18.      The applicant also claims about $800 USD, the amount he spent for additional components he supplied, and some of which will need to be re-purchased. However, applicant did not specify the dollar figures for the items he says will need to be replaced. I therefore find the applicant has not proved this claim.

19.      The applicant also claims the $300 insurance deductible he paid on December 12, 2015 for the car’s rear glass repair, because the respondent’s employee used a razor blade on it to remove paint, damaging the defrost mechanism. The respondent’s submission is that it sub-contracts the glass work, but did not deny a razor blade was used. I agree with the applicant that the respondent is responsible for its sub-contractor’s work. I find the respondent must reimburse the applicant the $300 deductible.

20.      In total, I find the respondent must pay the applicant a total of $4,750 as compensation for the defective paint job that the applicant will have to have re-done and for the $300 insurance deductible.

21.      Given the applicant has not yet had the repair work done, I find he is entitled to pre-judgment interest only on the $300 for the glass deductible ($6.42, calculated from December 12, 2015) and on the $2900 portion of the “private” bill that is effectively a refund ($81.64, calculated from the date of the respondent’s invoice, March 16, 2015).

22.      The applicant was substantially successful.
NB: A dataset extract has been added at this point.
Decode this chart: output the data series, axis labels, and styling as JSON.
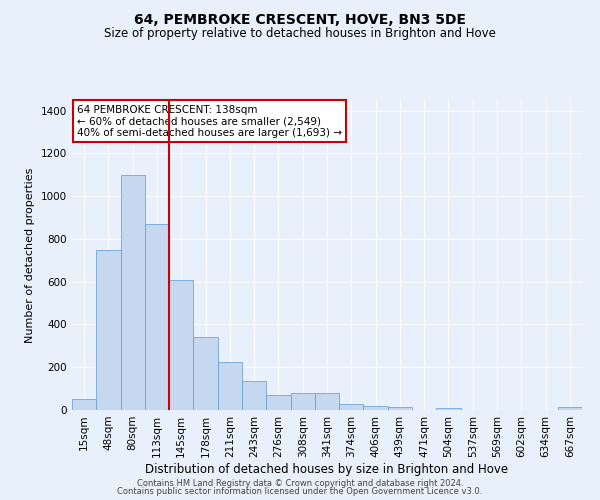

In accordance with the Act and the tribunal’s rules, I find he is entitled to reimbursement of $175 in tribunal fees.

ORDERS

23.      Within 14 days of this decision, I order the respondent to pay the applicant a total of $5,013.06, broken down as follows:

a.      $4,750 in damages,

b.      $88.06 in pre-judgment interest under the COIA, and

c.      $175 in tribunal fees.

24.      The applicant is also entitled to post-judgment interest under the COIA.

25.      Under section 48 of the Act, the tribunal will not provide the parties with the Order giving final effect to this decision until the time for making a notice of objection under section 56.1(2) has expired and no notice of objection has been made.  The time for filing a notice of objection is 28 days after the party receives notice of the tribunal’s final decision.

26.      Under section 58.1 of the Act, a validated copy of the tribunal’s order can be enforced through the Provincial Court of British Columbia.  A tribunal order can only be enforced if it is an approved consent resolution order, or, if no objection has been made and the time for filing a notice of objection has passed. Once filed, a tribunal order has the same force and effect as an order of the Provincial Court of British Columbia.